Daha 30'a gelmeden tarifi imkansız hissedilen duygu seli. Gerçi 15 yaşımdan beri bu hisle yaşadım. Tepelere tırmanırken yılmadım ama artık fena düştüm. Düşlerim, hayallerim ve ideallerin kırıldı, paramparça oldu. Artık dönemsel değil sonsuz bir depresyondayım. Artık uyumak istiyorum ama sabaha değin değil sonsuza dek gözlerimi açmadan. Korkularımı, yorgunluklarımı, yaşadıklarımı ve yaşayacakları silmek için artık yok olmak istiyorum hiçbir anı ve hatıra bırakmadan. Fakat yapamıyorum. Dualar kabul olursa diye ediyorum fakat tanrı bu. Kızıp acı da çektirebilir bilemiyorum.
sahte ve yalancı insanlara ayak uyduramamak, onlar gibi olamamak ya da olmaya çalışıp tökezlemek, dünya için fazla iyi olmak akabinde gerçekleşir. iyilik diye yaptığınız enayilik diye işleme alınır.
her ne Hayal etmişseniz işte dünya ve insanlar sandığınız gibi bir yer değildir. açıkçası dünya ve insanlar abarttığımız kadar önemli bir yer değildir.
Yalnız biz bunu en başından beri bile bile yine de kendimizi tutunacak bir dal Bir insan bir sebep bir eşya Arar dururuz. Aslında hayata tutunma çabasıdır bu. hayatı sevmenin tek yolu budur :onun çabalamaya değer olduğuna inanmak. Halbuki hafızalardan bir gün tamamen silineceksen neden hayatı Bu kadar ciddiye alasın ki?
Hayat yaşamaya değer ama bazı negatif olguları pozitif olgulara baskın getirdiği için insanlar yaşamak istemezler. Aslında iyi anılarınızı düşünürseniz kötü yaşantıları bertaraf edecektir bünye. Bunu beyninize indekslemeniz gerekir. Sonrası iyileşme evresi tabiki.
Bir his bir istek. Bu halde sizin yapacağınız en iyi şey şu. Sizi bu hale sokan kimlerse önce onları yok edin. Sonra kendinize ne yaparsanız sorun olmaz.
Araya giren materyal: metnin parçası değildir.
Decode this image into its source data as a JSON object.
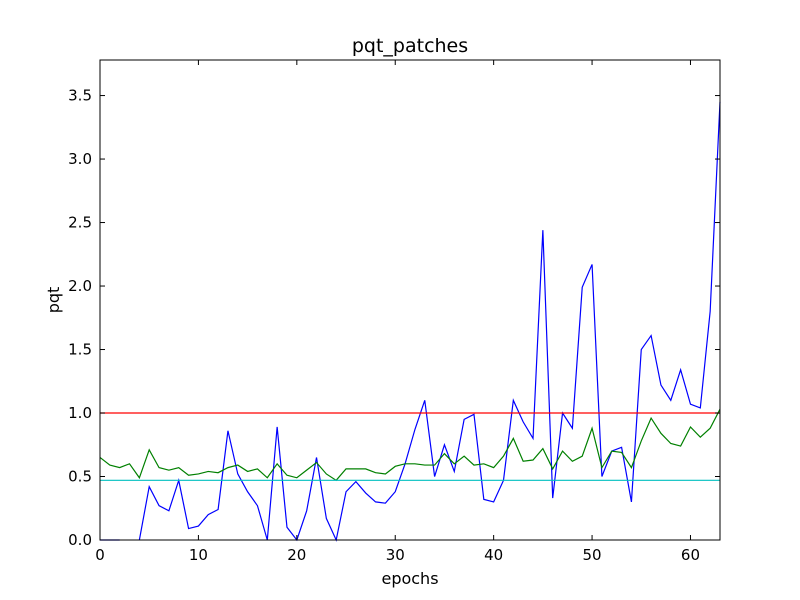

depresyon halinin size getirdiği düşünceler yığınıdır. ama sadece bir zaman için gelen, sonra giden bir düşünce , bir his olması kuvvetle muhtemeldir. yoksa her gün bir intihar vakası görebilir, duyabilirdik. gerçi olmuyor değil ama, olmasın tabii hiç.
ben bu hayatın üstesinden gelemiyorum, yapamıyorum, yaşayamıyorum, beceremiyorum açıkçası ve kısacası, neden ulan neden olmuyor işte. neden ben yani. burası, bu yaşam bana göre değil. burada başarılı değilim. nefes alıp vermek, bir işkence hali gibi geliyor artık. bana bir ceza olduğunu düşünüyorum, yaşamanın. gibi gibi düşünceler, şeytanın aklınıza soktuğu düşüncelerdir. eğer fiziksel bir hastalığınız yoksa, sadece depresyonel bir sıkıntınız varsa; nefes alıp vermek, bir işkence hali gibi geliyor demek, saçma sapan sapıkça düşüncelere kendini kaptırmaktan başka bir şey değildir. inancınız ne olduğu hiç önemli değil aslında ve ne olduğunu bilemem ama, hayattan zevk almak için, kendinizi şeytana oyuncak ettirmeyin. yaşayarak cesur olun, yaşayarak korkmayın, direnerek mutlu olun. vazgeçmeyin.